Au Maroc, le lourd héritage de l’enseignement public
Entre un mouvement de protestation qui s’éternise et les résultats décevants du royaume au dernier classement Pisa, le secteur de l’enseignement est en crise. Une crise qui plonge ses racines dans le passé. Retour sur 150 ans d’histoire de l’instruction publique au Maroc.
« C’était une école mauresque. École bien simple et bien primitive, école sans papier, encre, ni plume contenant seulement les premiers éléments nécessaires à une école. Un maître et des écoliers. Le maître était assis, les jambes croisées formant un demi-cercle […], tenait à la main une longue baguette, semblable au manche d’une ligne. Les écoliers tenaient à la main un rosaire arabe. Ils répétaient des versets du Coran. » Ces lignes datent de 1846 et sont signées Alexandre Dumas.
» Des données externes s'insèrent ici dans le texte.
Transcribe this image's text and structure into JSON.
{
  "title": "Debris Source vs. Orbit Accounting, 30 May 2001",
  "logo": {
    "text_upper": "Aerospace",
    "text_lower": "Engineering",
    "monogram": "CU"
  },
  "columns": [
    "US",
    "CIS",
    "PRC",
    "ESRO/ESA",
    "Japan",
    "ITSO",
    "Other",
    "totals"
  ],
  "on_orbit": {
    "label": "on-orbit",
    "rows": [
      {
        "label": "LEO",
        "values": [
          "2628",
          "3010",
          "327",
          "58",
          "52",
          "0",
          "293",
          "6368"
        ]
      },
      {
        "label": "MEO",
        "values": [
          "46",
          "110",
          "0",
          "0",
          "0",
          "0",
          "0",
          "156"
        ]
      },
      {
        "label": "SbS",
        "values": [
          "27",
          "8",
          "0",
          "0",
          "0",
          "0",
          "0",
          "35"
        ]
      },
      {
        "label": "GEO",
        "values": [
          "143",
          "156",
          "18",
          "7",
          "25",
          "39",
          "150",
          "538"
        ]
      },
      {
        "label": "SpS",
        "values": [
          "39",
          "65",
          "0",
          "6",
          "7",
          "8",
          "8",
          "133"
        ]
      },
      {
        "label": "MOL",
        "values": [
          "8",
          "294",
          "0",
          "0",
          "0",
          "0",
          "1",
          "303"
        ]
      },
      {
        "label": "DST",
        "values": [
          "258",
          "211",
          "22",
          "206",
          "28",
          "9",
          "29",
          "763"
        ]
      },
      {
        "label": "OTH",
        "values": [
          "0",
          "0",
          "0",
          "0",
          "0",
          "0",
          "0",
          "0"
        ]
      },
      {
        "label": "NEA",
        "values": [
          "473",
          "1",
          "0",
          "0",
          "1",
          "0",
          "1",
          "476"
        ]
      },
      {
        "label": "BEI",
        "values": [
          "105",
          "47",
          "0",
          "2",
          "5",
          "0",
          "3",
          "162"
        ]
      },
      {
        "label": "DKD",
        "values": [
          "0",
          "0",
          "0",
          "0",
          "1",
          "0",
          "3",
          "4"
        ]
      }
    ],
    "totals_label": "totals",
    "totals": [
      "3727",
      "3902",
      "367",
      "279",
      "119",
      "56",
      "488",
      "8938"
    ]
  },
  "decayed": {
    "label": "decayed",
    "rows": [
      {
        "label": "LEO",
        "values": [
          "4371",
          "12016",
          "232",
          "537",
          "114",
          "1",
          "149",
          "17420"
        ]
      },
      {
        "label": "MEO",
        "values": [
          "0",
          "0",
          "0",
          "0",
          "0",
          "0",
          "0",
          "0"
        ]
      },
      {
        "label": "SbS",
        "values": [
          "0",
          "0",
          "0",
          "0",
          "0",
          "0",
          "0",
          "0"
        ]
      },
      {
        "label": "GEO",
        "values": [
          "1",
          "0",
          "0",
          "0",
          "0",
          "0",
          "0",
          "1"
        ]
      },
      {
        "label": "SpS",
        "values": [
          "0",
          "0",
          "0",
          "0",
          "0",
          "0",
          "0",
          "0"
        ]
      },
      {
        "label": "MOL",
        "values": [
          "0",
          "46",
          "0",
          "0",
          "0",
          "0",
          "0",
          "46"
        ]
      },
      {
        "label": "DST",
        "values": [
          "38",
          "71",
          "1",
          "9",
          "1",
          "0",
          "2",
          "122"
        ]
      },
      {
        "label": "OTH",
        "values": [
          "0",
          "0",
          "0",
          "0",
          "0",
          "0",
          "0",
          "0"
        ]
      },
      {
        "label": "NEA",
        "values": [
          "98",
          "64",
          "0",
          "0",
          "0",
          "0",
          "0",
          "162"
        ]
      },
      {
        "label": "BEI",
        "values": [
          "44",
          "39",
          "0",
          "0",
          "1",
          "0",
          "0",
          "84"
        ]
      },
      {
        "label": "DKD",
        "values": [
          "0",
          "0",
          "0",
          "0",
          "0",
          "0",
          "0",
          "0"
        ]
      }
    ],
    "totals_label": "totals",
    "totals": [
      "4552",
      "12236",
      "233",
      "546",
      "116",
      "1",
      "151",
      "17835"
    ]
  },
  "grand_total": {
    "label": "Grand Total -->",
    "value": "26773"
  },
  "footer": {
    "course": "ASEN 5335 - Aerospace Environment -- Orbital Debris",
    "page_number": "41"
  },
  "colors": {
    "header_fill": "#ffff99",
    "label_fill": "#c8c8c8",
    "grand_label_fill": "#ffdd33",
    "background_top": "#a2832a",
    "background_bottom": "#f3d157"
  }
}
Elles lui ont été inspirées par un séjour dans la ville de Tanger, durant lequel il a pu visiter un msid, ou école coranique.
À ce réseau d’établissements enseignant l’arabe coranique – « où 25 000 enfants se bornent à réciter en chœur les versets du livre sacré », écrit l’historien français Jean Ganiage – viendra s’ajouter, avec la colonisation occidentale, une école « moderne » à l’européenne.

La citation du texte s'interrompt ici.